"Vive la construction légère" : c'est avec ces mots qu'Orbea lance son nouveau modèle léger Orbea Orca. Un coup d'œil sur les indications de poids du fabricant de Mallabia, au centre du Pays basque, permet de comprendre pourquoi cette nouveauté est annoncée avec tant d'euphorie. En effet, grâce à un réglage conséquent du poids, Orbea met sur ses pneus un vélo de compétition qui, dans sa version haut de gamme, pèse 6,7 kilos, soit juste en dessous de la limite fixée par l'Union cycliste internationale (UCI).
Pour la construction du cadre, Orbea mise sur un nouveau procédé de lay-out qui permet d'utiliser moins de mats de carbone, appelés préimprégnés. Selon ses propres indications, le cadre OMX de haute qualité nécessite jusqu'à 90 pièces de moins que son prédécesseur. Résultat : par rapport à la sixième génération, le cadre est plus léger de 80 grammes et la fourche devrait économiser 20 grammes. Pour un cadre de la plus haute qualité de carbone et de taille 53, les Espagnols indiquent 750 grammes. La variante OMR, plus simple, pèse 1030 grammes.
Des pièces de montage sélectionnées en interne complètent le concept global de construction légère. Les roues en carbone proviennent d'Oquo, la nouvelle sous-marque d'Orbea. La potence et le guidon d'OC Components sont également développés en interne et doivent permettre au vélo complet le plus léger de rester en dessous des 6,8 kg. Même la peinture, qui est également prise en charge en interne et peut être personnalisée via la plateforme de design MyO, doit permettre d'économiser quelques grammes.

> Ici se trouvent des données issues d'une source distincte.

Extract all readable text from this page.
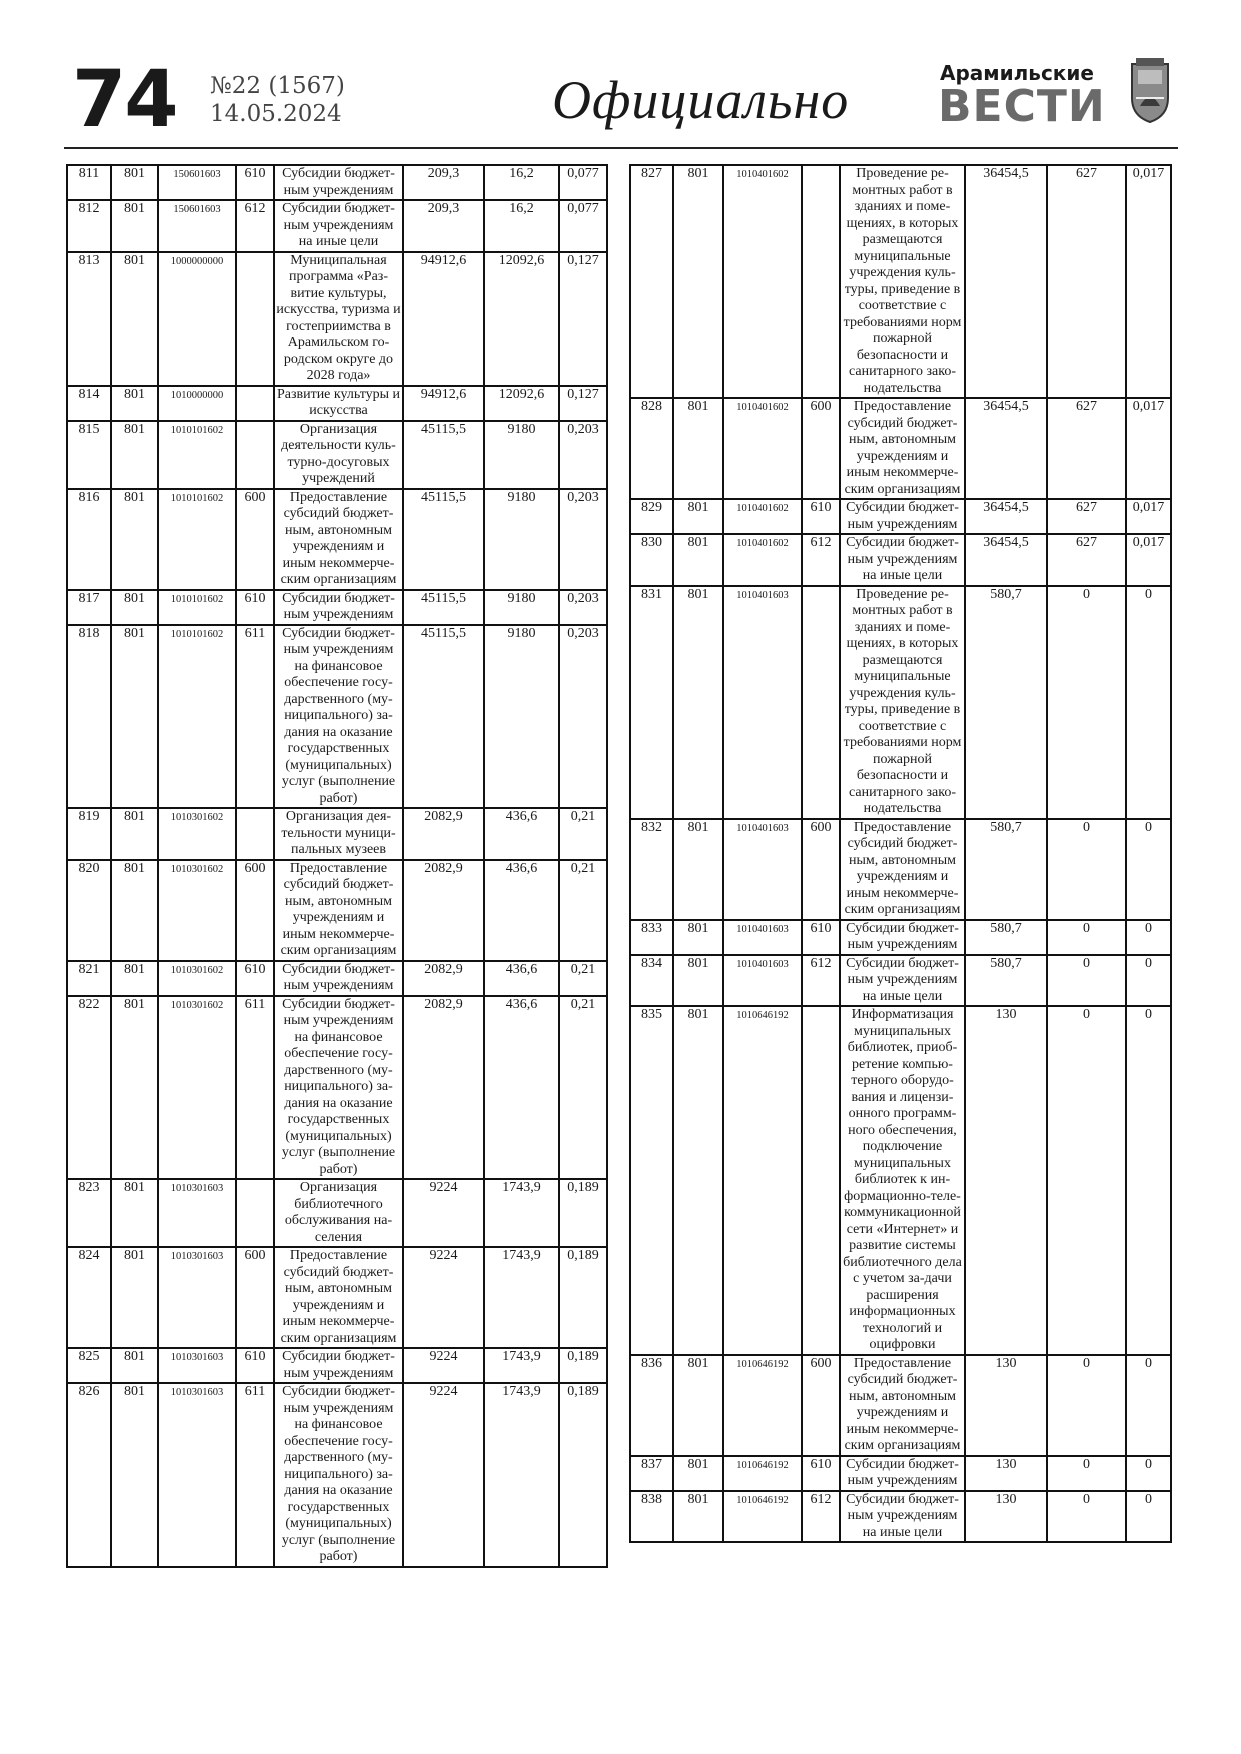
74 №22 (1567)
14.05.2024	Официально	Арамильские
ВЕСТИ
811	801	150601603	610	Субсидии бюджет-ным учреждениям	209,3	16,2	0,077
812	801	150601603	612	Субсидии бюджет-ным учреждениям на иные цели	209,3	16,2	0,077
813	801	1000000000		Муниципальная программа «Раз-витие культуры, искусства, туризма и гостеприимства в Арамильском го-родском округе до 2028 года»	94912,6	12092,6	0,127
814	801	1010000000		Развитие культуры и искусства	94912,6	12092,6	0,127
815	801	1010101602		Организация деятельности куль-турно-досуговых учреждений	45115,5	9180	0,203
816	801	1010101602	600	Предоставление субсидий бюджет-ным, автономным учреждениям и иным некоммерче-ским организациям	45115,5	9180	0,203
817	801	1010101602	610	Субсидии бюджет-ным учреждениям	45115,5	9180	0,203
818	801	1010101602	611	Субсидии бюджет-ным учреждениям на финансовое обеспечение госу-дарственного (му-ниципального) за-дания на оказание государственных (муниципальных) услуг (выполнение работ)	45115,5	9180	0,203
819	801	1010301602		Организация дея-тельности муници-пальных музеев	2082,9	436,6	0,21
820	801	1010301602	600	Предоставление субсидий бюджет-ным, автономным учреждениям и иным некоммерче-ским организациям	2082,9	436,6	0,21
821	801	1010301602	610	Субсидии бюджет-ным учреждениям	2082,9	436,6	0,21
822	801	1010301602	611	Субсидии бюджет-ным учреждениям на финансовое обеспечение госу-дарственного (му-ниципального) за-дания на оказание государственных (муниципальных) услуг (выполнение работ)	2082,9	436,6	0,21
823	801	1010301603		Организация библиотечного обслуживания на-селения	9224	1743,9	0,189
824	801	1010301603	600	Предоставление субсидий бюджет-ным, автономным учреждениям и иным некоммерче-ским организациям	9224	1743,9	0,189
825	801	1010301603	610	Субсидии бюджет-ным учреждениям	9224	1743,9	0,189
826	801	1010301603	611	Субсидии бюджет-ным учреждениям на финансовое обеспечение госу-дарственного (му-ниципального) за-дания на оказание государственных (муниципальных) услуг (выполнение работ)	9224	1743,9	0,189
827	801	1010401602		Проведение ре-монтных работ в зданиях и поме-щениях, в которых размещаются муниципальные учреждения куль-туры, приведение в соответствие с требованиями норм пожарной безопасности и санитарного зако-нодательства	36454,5	627	0,017
828	801	1010401602	600	Предоставление субсидий бюджет-ным, автономным учреждениям и иным некоммерче-ским организациям	36454,5	627	0,017
829	801	1010401602	610	Субсидии бюджет-ным учреждениям	36454,5	627	0,017
830	801	1010401602	612	Субсидии бюджет-ным учреждениям на иные цели	36454,5	627	0,017
831	801	1010401603		Проведение ре-монтных работ в зданиях и поме-щениях, в которых размещаются муниципальные учреждения куль-туры, приведение в соответствие с требованиями норм пожарной безопасности и санитарного зако-нодательства	580,7	0	0
832	801	1010401603	600	Предоставление субсидий бюджет-ным, автономным учреждениям и иным некоммерче-ским организациям	580,7	0	0
833	801	1010401603	610	Субсидии бюджет-ным учреждениям	580,7	0	0
834	801	1010401603	612	Субсидии бюджет-ным учреждениям на иные цели	580,7	0	0
835	801	1010646192		Информатизация муниципальных библиотек, приоб-ретение компью-терного оборудо-вания и лицензи-онного программ-ного обеспечения, подключение муниципальных библиотек к ин-формационно-теле-коммуникационной сети «Интернет» и развитие системы библиотечного дела с учетом за-дачи расширения информационных технологий и оцифровки	130	0	0
836	801	1010646192	600	Предоставление субсидий бюджет-ным, автономным учреждениям и иным некоммерче-ским организациям	130	0	0
837	801	1010646192	610	Субсидии бюджет-ным учреждениям	130	0	0
838	801	1010646192	612	Субсидии бюджет-ным учреждениям на иные цели	130	0	0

Lorsque l'on parle de construction légère, on se demande inévitablement si les tubes de carbone filigranes sont suffisamment rigides pour résister aux charges les plus élevées. Orbea répond à cette question par la technologie Powerspine. Cela signifie que le tube de direction, le tube diagonal et les bases sont particulièrement rigides.
En ce qui concerne la géométrie de l'Orbea Orca, le constructeur de vélos de la côte atlantique du nord de l'Espagne s'en est tenu à des interventions cosmétiques par rapport à l'ancien modèle. Un empattement légèrement plus court rend l'Orca plus agile, la position assise est modérée. Des pneus jusqu'à 32 millimètres de large doivent augmenter le confort de suspension, l'Orca est livré en standard avec des pneus 28 millimètres de Vittoria. De plus, le serrage de la tige de selle se déplace du côté vers l'arrière du nœud d'assise - et doit aider à économiser quelques watts, en plus de la fourche au nouveau design et du passage de câbles intégré.
La première grande apparition du nouvel Orbea Orca aura lieu lors du Tour de France Femmes (du 23 au 30 juillet), puisque l'équipe allemande Ceratizit sera équipée par le fabricant basque. Dans le commerce, l'Orca sera disponible dans un premier temps en douze variantes d'équipement - avec des dénominations de modèles parfois déroutantes.
Les versions M11, M10, M21, M20, M31 et M30 sont basées sur le cadre léger OMX et coûtent entre 5799 et 10999 euros. Les variantes M21, M20, M31, M35 et M30 sont équipées du cadre OMR, plus lourd, pour des prix compris entre 3399 et 6599 euros. Tous les modèles sont équipés d'un changement de vitesse électronique Shimano ou SRAM, indiqué dans la désignation du produit soit par un "i" pour Shimano, soit par un "e" pour SRAM. En outre, les différentes variantes de roues avec LTD, Team (toutes deux en carbone) et Pro (en aluminium) sont cachées dans la désignation du modèle.